SGLT2i reduces clinical outcomes in CKD patients with and without T2DM
Effects of dapagliflozin on major adverse kidney and cardiovascular events in patients with diabetic and non-diabetic chronic kidney disease: a prespecified analysis from the DAPA-CKD trial
Introduction and methods
SGLT2 inhibitors slow down the rate of decline of eGFR and albuminuria in patients with type 2 diabetes [1] and in patients with chronic kidney disease and type 2 diabetes [2]. Clinical studies and experimental data on use of SGLT2 inhibitors support a beneficial hemodynamic effect in the kidneys. This suggests that use of SGLT2 inhibitors results in beneficial kidney outcomes independent of effects on glucose and therefore in patients with CKD with etiologies other than T2DM [3,4].
In the DAPA-CKD trial, dapagliflozin reduced risk of kidney failure, death from CV causes or hospital admission for heart failure and death from any cause in a broad group of individuals with CKD [5].
In this prespecified analysis of DAPA-CKD, it was investigated whether the presence or absence of type 2 diabetes at baseline and the underlying etiology of kidney disease modified the effects of dapagliflozin on clinical outcomes.

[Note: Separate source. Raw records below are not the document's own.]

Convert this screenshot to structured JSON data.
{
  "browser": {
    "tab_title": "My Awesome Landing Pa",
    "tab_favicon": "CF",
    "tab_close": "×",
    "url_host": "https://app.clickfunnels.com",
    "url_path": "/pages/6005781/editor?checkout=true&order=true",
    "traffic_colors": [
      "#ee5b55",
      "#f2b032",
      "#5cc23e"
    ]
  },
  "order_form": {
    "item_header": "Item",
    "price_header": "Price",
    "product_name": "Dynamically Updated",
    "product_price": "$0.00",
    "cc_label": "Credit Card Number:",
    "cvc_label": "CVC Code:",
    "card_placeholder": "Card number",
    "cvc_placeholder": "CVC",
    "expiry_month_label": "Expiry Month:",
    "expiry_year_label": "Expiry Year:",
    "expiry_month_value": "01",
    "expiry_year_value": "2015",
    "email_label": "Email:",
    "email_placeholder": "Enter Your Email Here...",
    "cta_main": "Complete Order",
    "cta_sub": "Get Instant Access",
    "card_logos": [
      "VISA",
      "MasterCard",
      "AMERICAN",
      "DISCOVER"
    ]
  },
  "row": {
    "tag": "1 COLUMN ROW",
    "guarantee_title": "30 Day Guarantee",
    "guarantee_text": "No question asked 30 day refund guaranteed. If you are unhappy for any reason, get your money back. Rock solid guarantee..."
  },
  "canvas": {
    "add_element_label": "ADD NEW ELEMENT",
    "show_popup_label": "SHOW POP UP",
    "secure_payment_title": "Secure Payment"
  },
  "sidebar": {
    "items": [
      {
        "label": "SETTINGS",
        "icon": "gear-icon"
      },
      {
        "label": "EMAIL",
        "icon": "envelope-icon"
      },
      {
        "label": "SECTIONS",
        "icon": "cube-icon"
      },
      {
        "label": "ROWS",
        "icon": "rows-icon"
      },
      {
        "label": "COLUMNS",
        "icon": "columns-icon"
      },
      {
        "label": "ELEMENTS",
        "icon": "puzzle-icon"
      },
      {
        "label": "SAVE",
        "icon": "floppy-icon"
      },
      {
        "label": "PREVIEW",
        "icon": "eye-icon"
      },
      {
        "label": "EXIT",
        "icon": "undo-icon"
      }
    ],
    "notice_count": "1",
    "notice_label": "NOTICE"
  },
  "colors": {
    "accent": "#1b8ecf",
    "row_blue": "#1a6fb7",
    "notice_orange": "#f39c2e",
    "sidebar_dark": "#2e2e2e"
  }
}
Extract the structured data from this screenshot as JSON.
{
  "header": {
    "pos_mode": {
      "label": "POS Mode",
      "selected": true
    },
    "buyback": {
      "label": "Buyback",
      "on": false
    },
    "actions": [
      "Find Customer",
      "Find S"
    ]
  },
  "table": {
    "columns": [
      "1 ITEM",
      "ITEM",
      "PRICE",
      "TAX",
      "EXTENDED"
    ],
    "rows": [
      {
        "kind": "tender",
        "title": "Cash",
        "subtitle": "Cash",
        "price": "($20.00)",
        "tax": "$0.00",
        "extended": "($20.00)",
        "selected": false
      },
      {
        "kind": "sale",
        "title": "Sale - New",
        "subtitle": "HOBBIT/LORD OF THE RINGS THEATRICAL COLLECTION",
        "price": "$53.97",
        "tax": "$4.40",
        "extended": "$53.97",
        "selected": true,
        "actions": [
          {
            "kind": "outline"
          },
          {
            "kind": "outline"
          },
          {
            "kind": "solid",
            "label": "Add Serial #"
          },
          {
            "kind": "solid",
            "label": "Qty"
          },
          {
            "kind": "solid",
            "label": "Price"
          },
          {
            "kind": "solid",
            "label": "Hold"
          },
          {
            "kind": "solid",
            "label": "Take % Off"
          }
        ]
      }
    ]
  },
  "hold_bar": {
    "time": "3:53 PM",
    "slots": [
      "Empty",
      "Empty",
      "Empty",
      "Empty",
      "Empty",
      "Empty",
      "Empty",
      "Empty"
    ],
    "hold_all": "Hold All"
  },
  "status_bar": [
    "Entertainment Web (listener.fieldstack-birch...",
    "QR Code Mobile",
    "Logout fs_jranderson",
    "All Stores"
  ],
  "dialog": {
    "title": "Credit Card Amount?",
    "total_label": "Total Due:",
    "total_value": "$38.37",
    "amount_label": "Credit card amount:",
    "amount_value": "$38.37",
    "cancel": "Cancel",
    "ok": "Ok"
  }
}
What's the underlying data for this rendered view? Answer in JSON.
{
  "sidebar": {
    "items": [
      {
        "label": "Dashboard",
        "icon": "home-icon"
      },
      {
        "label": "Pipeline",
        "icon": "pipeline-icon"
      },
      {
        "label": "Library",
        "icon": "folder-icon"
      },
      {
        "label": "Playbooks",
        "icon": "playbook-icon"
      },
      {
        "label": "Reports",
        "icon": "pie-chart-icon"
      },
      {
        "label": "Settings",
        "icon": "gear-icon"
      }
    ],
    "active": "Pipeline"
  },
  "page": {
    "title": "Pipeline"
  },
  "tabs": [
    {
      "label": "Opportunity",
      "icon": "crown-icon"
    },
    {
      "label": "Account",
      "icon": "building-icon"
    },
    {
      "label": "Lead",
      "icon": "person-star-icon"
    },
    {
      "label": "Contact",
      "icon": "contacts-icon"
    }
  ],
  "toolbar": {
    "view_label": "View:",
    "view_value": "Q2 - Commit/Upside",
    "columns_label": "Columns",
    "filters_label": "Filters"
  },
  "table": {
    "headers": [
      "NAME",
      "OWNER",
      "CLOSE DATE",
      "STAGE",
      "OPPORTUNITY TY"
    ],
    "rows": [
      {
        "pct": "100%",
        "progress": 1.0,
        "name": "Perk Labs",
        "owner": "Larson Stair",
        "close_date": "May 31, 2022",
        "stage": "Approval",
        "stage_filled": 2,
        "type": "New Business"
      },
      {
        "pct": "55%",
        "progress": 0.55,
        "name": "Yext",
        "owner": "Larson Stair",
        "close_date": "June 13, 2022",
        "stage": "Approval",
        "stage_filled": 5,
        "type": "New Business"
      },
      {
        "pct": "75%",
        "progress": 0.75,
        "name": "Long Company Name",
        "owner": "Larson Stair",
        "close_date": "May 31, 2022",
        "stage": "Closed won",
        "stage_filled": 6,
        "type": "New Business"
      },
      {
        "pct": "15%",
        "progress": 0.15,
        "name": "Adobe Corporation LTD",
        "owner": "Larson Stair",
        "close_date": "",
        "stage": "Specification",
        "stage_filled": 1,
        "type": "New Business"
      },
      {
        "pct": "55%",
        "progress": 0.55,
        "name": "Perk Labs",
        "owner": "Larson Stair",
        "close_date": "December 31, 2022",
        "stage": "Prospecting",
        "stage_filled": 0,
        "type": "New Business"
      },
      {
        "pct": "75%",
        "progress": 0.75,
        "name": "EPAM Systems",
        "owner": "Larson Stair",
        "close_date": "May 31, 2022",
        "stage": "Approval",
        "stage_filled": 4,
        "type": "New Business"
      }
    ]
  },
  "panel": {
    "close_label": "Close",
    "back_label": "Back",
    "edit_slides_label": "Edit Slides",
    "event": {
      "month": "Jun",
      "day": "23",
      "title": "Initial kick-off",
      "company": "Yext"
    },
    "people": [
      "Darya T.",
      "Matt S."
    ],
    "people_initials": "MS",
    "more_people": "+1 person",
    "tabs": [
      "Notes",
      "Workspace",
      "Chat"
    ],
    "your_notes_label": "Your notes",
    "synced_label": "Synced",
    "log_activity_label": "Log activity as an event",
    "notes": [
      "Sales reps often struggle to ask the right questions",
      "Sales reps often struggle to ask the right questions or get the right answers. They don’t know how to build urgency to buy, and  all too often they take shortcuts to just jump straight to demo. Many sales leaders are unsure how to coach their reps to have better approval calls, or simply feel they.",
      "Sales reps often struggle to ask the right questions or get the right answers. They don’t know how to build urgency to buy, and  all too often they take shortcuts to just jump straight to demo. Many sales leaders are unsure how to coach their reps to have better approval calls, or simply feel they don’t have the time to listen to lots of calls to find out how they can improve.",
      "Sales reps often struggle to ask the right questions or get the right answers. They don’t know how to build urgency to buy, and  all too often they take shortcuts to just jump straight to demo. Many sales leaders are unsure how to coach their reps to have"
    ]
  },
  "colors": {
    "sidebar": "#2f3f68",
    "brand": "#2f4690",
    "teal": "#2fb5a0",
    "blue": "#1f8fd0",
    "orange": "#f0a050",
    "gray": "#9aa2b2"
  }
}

Patients in the DAPA-CKD trial were randomized to dapagliflozin once daily or matching placebo in a 1:1 ratio, in addition to standard care. At screening visit diagnosis of kidney disease was recorded with the following categories: diabetic nephropathy, chronic glomerulonephritides (a subgroup of IgA nephropathy was analyzed separately), ischemic or hypertensive CKD, other or unknown causes of CKD. Primary outcome was a composite of sustained decline of 50% or more in eGFR, onset of end-stage kidney disease, or death from kidney or CV causes. In the main trial, 4303 patients were enrolled with a mean eGFR of 43 ml/min/1.73m2, a median UACR of 949 mg/g, who were followed for a median of 2.4 years (IQR 2.0-2.7). 32% Of patients did not have T2DM and 396 participants with T2DM had CKD due to other causes than diabetic nephropathy.
Main results
- In patients with T2DM, dapagliflozin reduced the primary composite outcome compared to placebo (HR 0.64, 95%CI: 0.52-0.79). Also in patients without T2DM, dapagliflozin reduced the primary outcome when compared to placebo (HR 0.50, 95%CI: 0.35-0.72). There was no interaction by diabetes status (Pinteraction=0.24). NNT was 19 for both groups.
- No differences in the effects of dapagliflozin vs. placebo on the components of the primary outcome or the prespecified composite outcome of chronic dialysis, kidney transplantation and kidney-related death by diabetes status were observed.
- A consistent effect of dapagliflozin on the secondary kidney-specific composite outcome (sustained eGFR decline ≥50%, end-stage kidney disease or kidney-related death) was seen in patients with and without T2DM. Also, for the composite outcome of CV death or hospital admission for heart failure; or the outcome of all-cause mortality no effect medication by diabetes status was observed.
- Effect of dapagliflozin on the primary composite outcome was consistent in patients with diabetic nephropathy (n=2510, HR 0.63, 95%CI: 0.51-0.78), glomerulonephritides (n=695, HR 0.43, 95%CI:0.26-0.71), ischemic or hypertensive CKD (n=687, HR 0.75, 95%CI: 0.44-1.26) and CKD of other or unknown cause (n=412, 95%CI: 0.59, 95%CI: 0.29-1.19). Similar findings were seen for secondary outcomes.
- Dapagliflozin reduced the risk of the primary outcome compared with placebo in 270 patients with IgA nephropathy (HR 0.29, 95%CI: 0.12-0.73).
- Proportions of patients in the dapagliflozin and placebo groups with serious adverse events or that discontinued study drug due to adverse events did not differ by diabetes status (but numerically more events in T2DM patients, and more with dapagliflozin than with placebo). Proportions that discontinued due to adverse events appeared to vary by etiological subgroup.
Conclusion
This prespecified analysis of the DAPA-CKD trial demonstrated that the reduction of major adverse kidney and CV outcomes by dapagliflozin when compared to placebo in patients with CKD was irrespective of diabetes status and the underlying cause of CKD.